When Judges Run Amok
Illinois Supreme Court Mangles Separation of Powers Doctrine
In choosing to dismantle popular, effective, and comprehensive civil liability reforms, the Illinois State Supreme Court’s majority ignored the people’s elected representatives, usurped the power of the legislature, and added an unparalleled example of “doublespeak” to the annals of judicial prose.
After decades spent fighting personal injury lawyers and their lobbyists, champions of meaningful tort reform finally won a major battle: the Illinois General Assembly passed—and Governor Jim Edgar signed—the Civil Justice Reform Amendments of 1995, Public Act 89-7.
The Act provided overdue, common-sense reforms. It applied reasonable limits to punitive damages and “pain and suffering” awards which have skyrocketed in recent years, encouraging the “lawsuit lottery” mentality and inspiring thousands of frivolous lawsuits. The Act provided that defendants should not be liable for damages they do not cause, to discourage “shotgun” lawsuits naming multiple defendants in an effort to find a “deep pocket.” The Act set standards for expert witnesses, and for product liability complaints, in an effort to keep “junk science” out of the courts.
The reformers’ victory was short-lived. On December 18, 1997, the Illinois Supreme Court invalidated the Act. The court objected to the limit on damages for “pain and suffering,” calling it unconstitutional, and refused to leave the remainder of the law in effect, despite the fact that the law as enacted requires that its provisions be treated as separate and separable.
Writing for the majority in Best v. Taylor Machine Works, the test case for the tort reform package, Justice Mary Ann McMorrow began the majority opinion with the following nod to the separation of powers:
The role of this court . . . is not to judge the prudence of the General Assembly’s decision that reform of the civil justice system is needed. We recognize that we should not and need not balance the advantages and disadvantages of reform.
That declaration notwithstanding, the Illinois high court invalidated key sections of the Civil Justice Reform Amendments of 1995 based on claims by personal injury lawyers that the reform provisions had unbalanced the tort system. In effect, the court’s “rational basis” test of the cap on noneconomic damages constituted an attempt to weigh the pros and cons of reform, which the majority opinion flatly stated the court should not do.
Further, the court asserted a plaintiff’s right to recover damages without limit. That right is found neither in the state constitution nor in statute. Apparently the Illinois Supreme Court felt constrained by its judicial authority, and so decided to assume the power to write new law.
Dissenting from the majority, Justice Benjamin Miller condemned the court’s departure from its appropriate role. “Stripped to its essence,” he contended, “the majority’s mode of analysis simply constitutes an attempt to overrule, by judicial fiat, the considered judgment of the legislature.”

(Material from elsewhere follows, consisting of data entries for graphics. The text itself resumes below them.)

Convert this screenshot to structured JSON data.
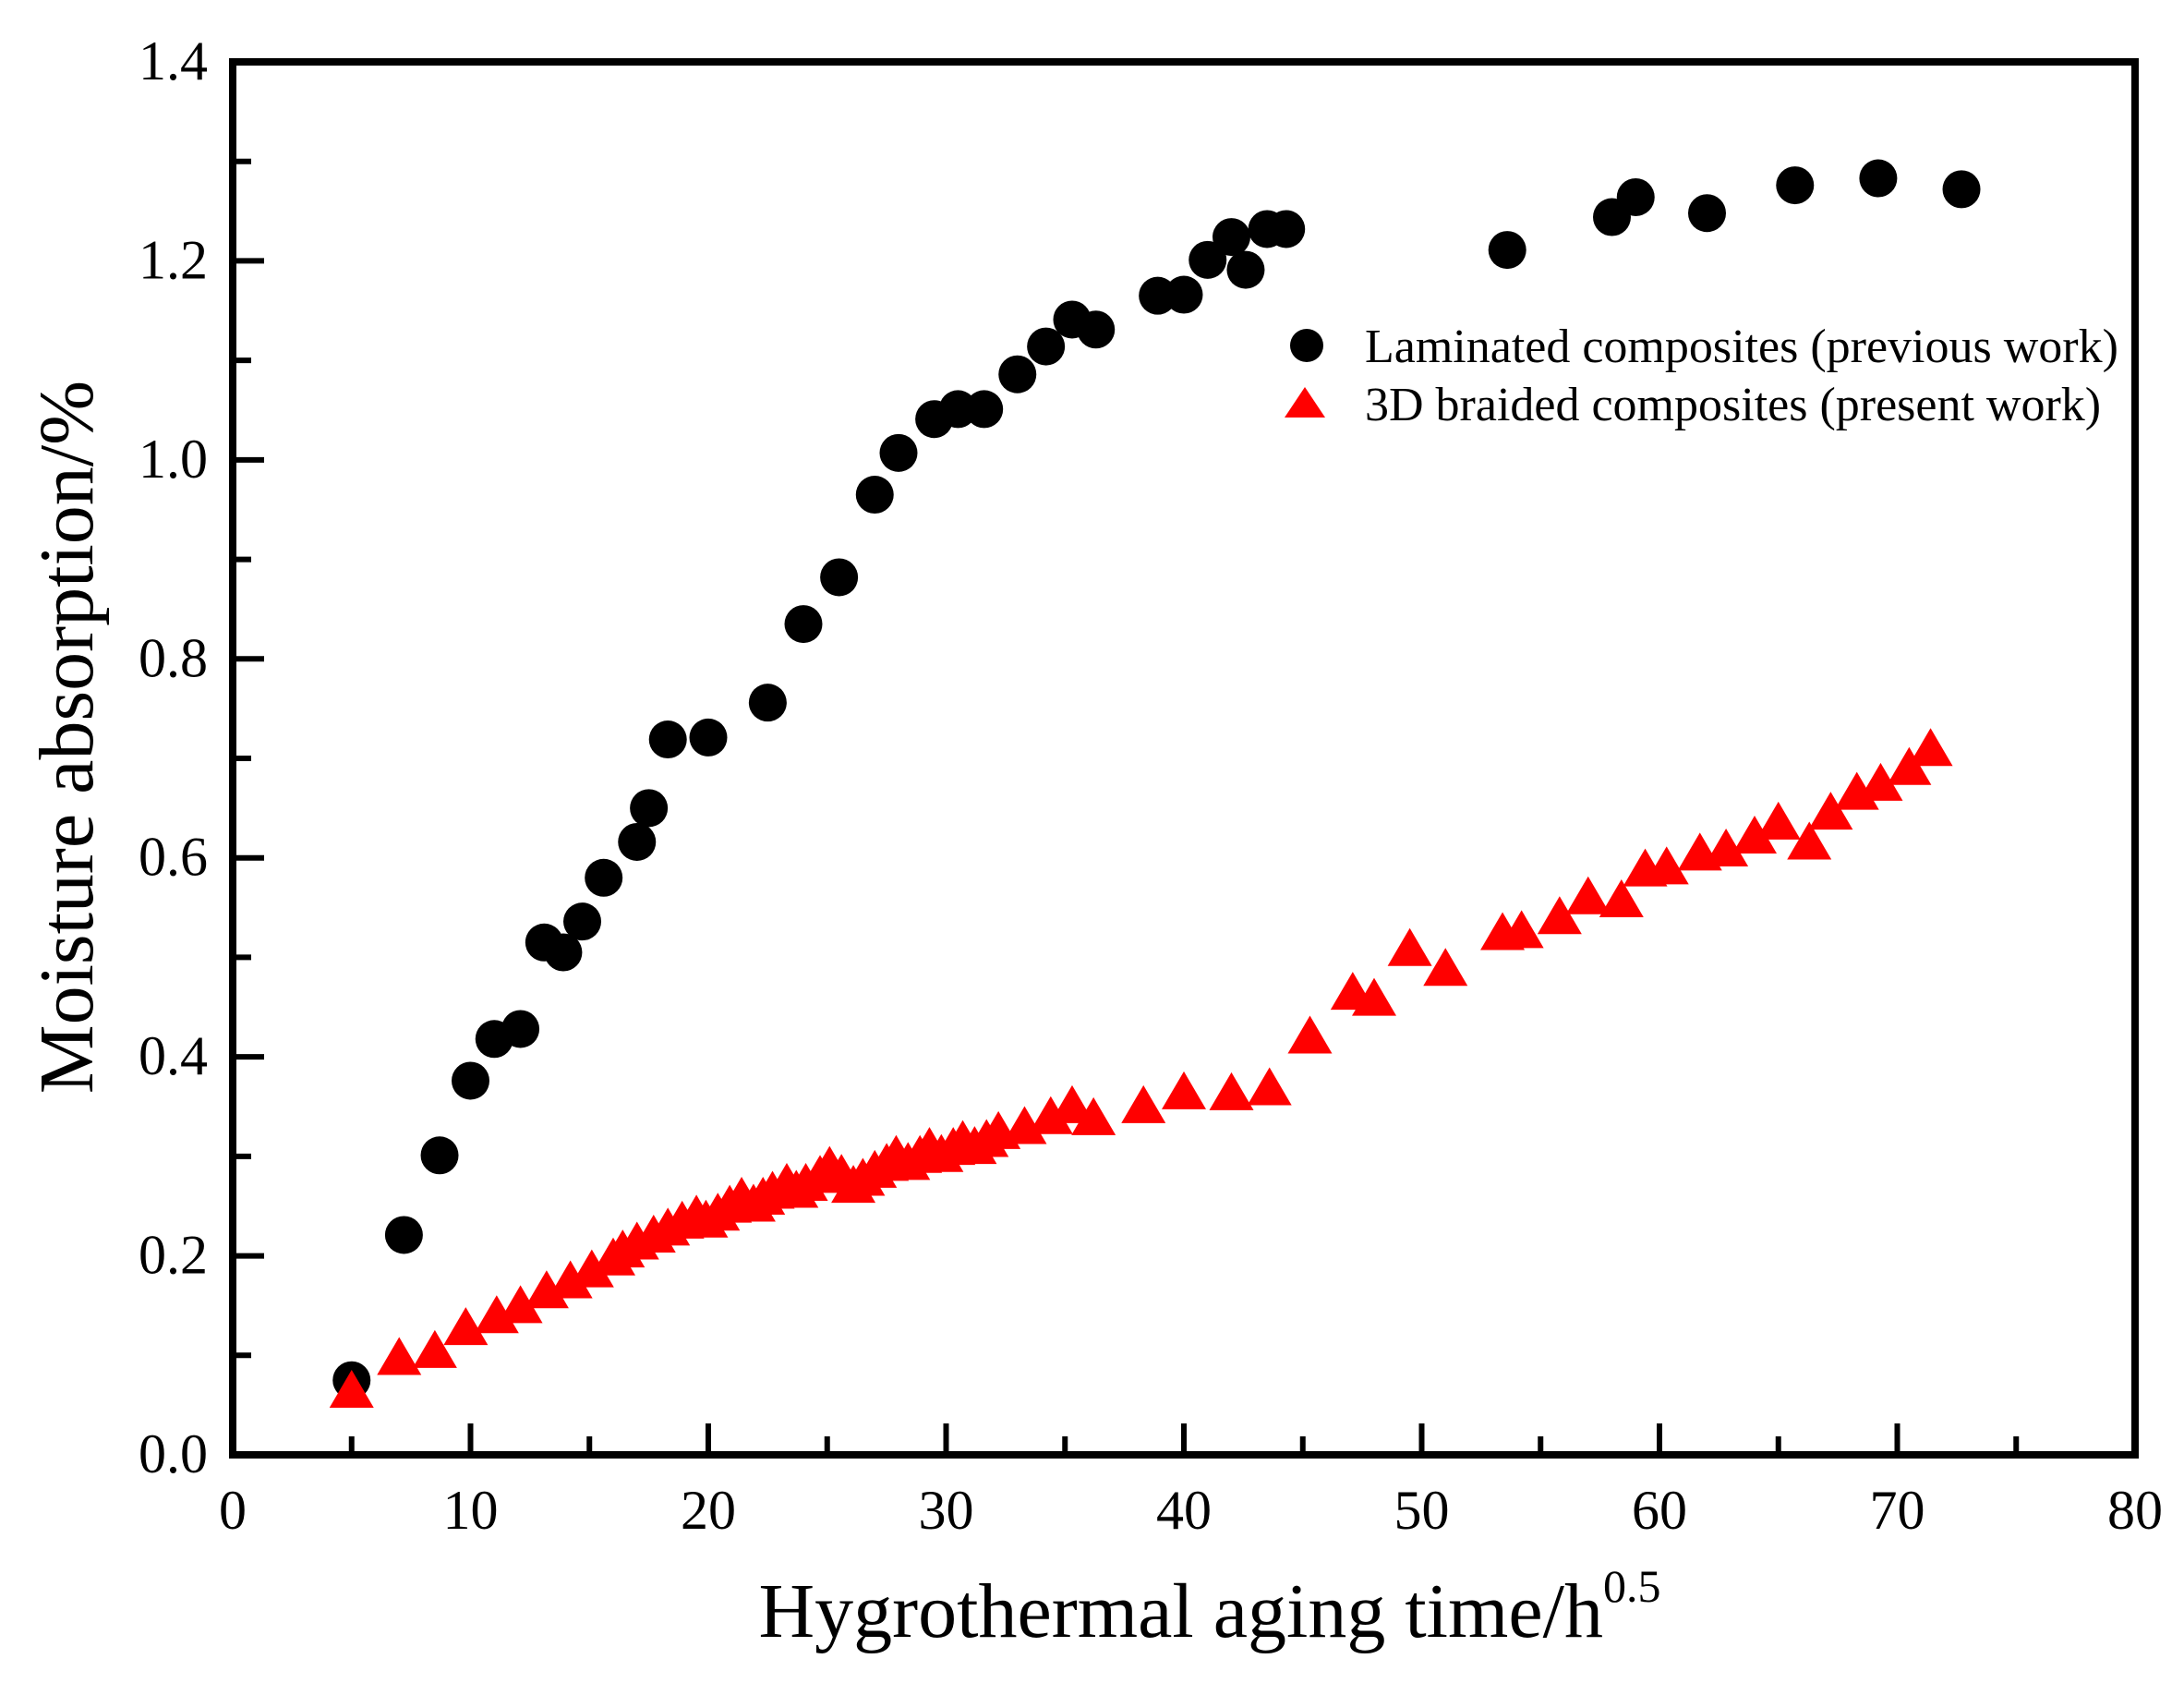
{
  "figure": {
    "background": "#ffffff",
    "frame_color": "#000000"
  },
  "chart_data": {
    "type": "scatter",
    "title": "",
    "xlabel": "Hygrothermal aging time/h",
    "xlabel_superscript": "0.5",
    "ylabel": "Moisture absorption/%",
    "xlim": [
      0,
      80
    ],
    "ylim": [
      0,
      1.4
    ],
    "grid": false,
    "x_major_ticks": [
      0,
      10,
      20,
      30,
      40,
      50,
      60,
      70,
      80
    ],
    "x_major_tick_labels": [
      "0",
      "10",
      "20",
      "30",
      "40",
      "50",
      "60",
      "70",
      "80"
    ],
    "x_minor_ticks": [
      5,
      15,
      25,
      35,
      45,
      55,
      65,
      75
    ],
    "y_major_ticks": [
      0,
      0.2,
      0.4,
      0.6,
      0.8,
      1.0,
      1.2,
      1.4
    ],
    "y_major_tick_labels": [
      "0.0",
      "0.2",
      "0.4",
      "0.6",
      "0.8",
      "1.0",
      "1.2",
      "1.4"
    ],
    "y_minor_ticks": [
      0.1,
      0.3,
      0.5,
      0.7,
      0.9,
      1.1,
      1.3
    ],
    "legend": {
      "position": "inside-upper-right",
      "entries": [
        {
          "label": "Laminated composites (previous work)",
          "marker": "circle",
          "color": "#000000"
        },
        {
          "label": "3D braided composites (present work)",
          "marker": "triangle",
          "color": "#ff0000"
        }
      ]
    },
    "series": [
      {
        "name": "Laminated composites (previous work)",
        "marker": "circle",
        "color": "#000000",
        "points": [
          [
            5,
            0.075
          ],
          [
            7.2,
            0.221
          ],
          [
            8.7,
            0.301
          ],
          [
            10,
            0.376
          ],
          [
            11,
            0.418
          ],
          [
            12.1,
            0.428
          ],
          [
            13.1,
            0.515
          ],
          [
            13.9,
            0.505
          ],
          [
            14.7,
            0.536
          ],
          [
            15.6,
            0.58
          ],
          [
            17,
            0.616
          ],
          [
            17.5,
            0.65
          ],
          [
            18.3,
            0.719
          ],
          [
            20,
            0.721
          ],
          [
            22.5,
            0.756
          ],
          [
            24,
            0.835
          ],
          [
            25.5,
            0.882
          ],
          [
            27,
            0.965
          ],
          [
            28,
            1.007
          ],
          [
            29.5,
            1.041
          ],
          [
            30.5,
            1.051
          ],
          [
            31.6,
            1.051
          ],
          [
            33,
            1.086
          ],
          [
            34.2,
            1.114
          ],
          [
            35.3,
            1.141
          ],
          [
            36.3,
            1.131
          ],
          [
            38.9,
            1.165
          ],
          [
            40,
            1.166
          ],
          [
            41,
            1.201
          ],
          [
            42,
            1.224
          ],
          [
            42.6,
            1.191
          ],
          [
            43.5,
            1.232
          ],
          [
            44.3,
            1.232
          ],
          [
            53.6,
            1.211
          ],
          [
            58,
            1.244
          ],
          [
            59,
            1.264
          ],
          [
            62,
            1.248
          ],
          [
            65.7,
            1.276
          ],
          [
            69.2,
            1.283
          ],
          [
            72.7,
            1.272
          ]
        ]
      },
      {
        "name": "3D braided composites (present work)",
        "marker": "triangle",
        "color": "#ff0000",
        "points": [
          [
            5,
            0.065
          ],
          [
            7,
            0.098
          ],
          [
            8.5,
            0.105
          ],
          [
            9.8,
            0.128
          ],
          [
            11.1,
            0.14
          ],
          [
            12.1,
            0.15
          ],
          [
            13.2,
            0.165
          ],
          [
            14.2,
            0.175
          ],
          [
            15.1,
            0.186
          ],
          [
            16,
            0.198
          ],
          [
            16.4,
            0.206
          ],
          [
            17,
            0.214
          ],
          [
            17.7,
            0.221
          ],
          [
            18.3,
            0.228
          ],
          [
            18.9,
            0.235
          ],
          [
            19.5,
            0.241
          ],
          [
            19.9,
            0.236
          ],
          [
            20.4,
            0.243
          ],
          [
            20.9,
            0.251
          ],
          [
            21.4,
            0.259
          ],
          [
            21.9,
            0.252
          ],
          [
            22.3,
            0.259
          ],
          [
            22.7,
            0.265
          ],
          [
            23.3,
            0.273
          ],
          [
            23.7,
            0.266
          ],
          [
            24.1,
            0.273
          ],
          [
            24.7,
            0.281
          ],
          [
            25.1,
            0.29
          ],
          [
            25.6,
            0.282
          ],
          [
            26.1,
            0.271
          ],
          [
            26.5,
            0.278
          ],
          [
            27,
            0.286
          ],
          [
            27.5,
            0.293
          ],
          [
            27.9,
            0.301
          ],
          [
            28.4,
            0.294
          ],
          [
            28.9,
            0.301
          ],
          [
            29.3,
            0.309
          ],
          [
            29.8,
            0.302
          ],
          [
            30.3,
            0.309
          ],
          [
            30.7,
            0.316
          ],
          [
            31.2,
            0.31
          ],
          [
            31.7,
            0.317
          ],
          [
            32.2,
            0.325
          ],
          [
            33.3,
            0.33
          ],
          [
            34.4,
            0.34
          ],
          [
            35.3,
            0.351
          ],
          [
            36.2,
            0.339
          ],
          [
            38.3,
            0.351
          ],
          [
            40,
            0.365
          ],
          [
            42,
            0.364
          ],
          [
            43.6,
            0.369
          ],
          [
            45.3,
            0.421
          ],
          [
            47.1,
            0.465
          ],
          [
            48,
            0.459
          ],
          [
            49.5,
            0.509
          ],
          [
            51,
            0.489
          ],
          [
            53.4,
            0.525
          ],
          [
            54.2,
            0.527
          ],
          [
            55.8,
            0.541
          ],
          [
            57,
            0.561
          ],
          [
            58.4,
            0.558
          ],
          [
            59.4,
            0.589
          ],
          [
            60.3,
            0.591
          ],
          [
            61.7,
            0.605
          ],
          [
            62.8,
            0.609
          ],
          [
            64,
            0.622
          ],
          [
            65,
            0.636
          ],
          [
            66.3,
            0.616
          ],
          [
            67.2,
            0.646
          ],
          [
            68.3,
            0.666
          ],
          [
            69.3,
            0.675
          ],
          [
            70.5,
            0.691
          ],
          [
            71.4,
            0.71
          ]
        ]
      }
    ]
  }
}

The words of U.S. Supreme Court Chief Justice Charles Evan Hughes come to mind: “We are under a Constitution, but the Constitution is what the judges say it is.” The Illinois Supreme Court seems to be saying that the courts may set policy in place of the legislature.
Compounding the arrogance of this intrusion into the legislature’s policy-setting function, the court refused to sever the sections it found unconstitutional from the Act as a whole.
The court recognized the central issue clearly enough: the opinion states, “Whether or not an act is severable is a question of legislative intent.” Evidence of legislative intent is available within the Act itself, which includes this provision: “The provisions of this Act, including both the new and the amendatory provisions, are severable under section 1.31 of the Statute [on] Statutes.”
Rather than observe the clearly-stated intent expressed in this severability clause, the court committed a dizzying act of “doublespeak.” The court declared that it had found core provisions of the act invalid, and that to leave the remainder in place would in effect rewrite the statute into a bill the legislature might not have intended to enact. “This would amount to a delegation of legislative powers to the courts,” the opinion solemnly stated.
The court ignored legislative intent, trampling the legislature’s authority, and justified it by saying that to do otherwise would violate the separation of powers doctrine. No doubt the irony of this statement is plain to the Act’s supporters.
The majority ruling in Best v. Taylor Machine Works brought back the bad old days of court-clogging frivolous lawsuits and runaway damage awards. The ruling also put the Illinois General Assembly and Governor Jim Edgar on notice: legitimate governmental goals don’t stand a chance when judges run amok.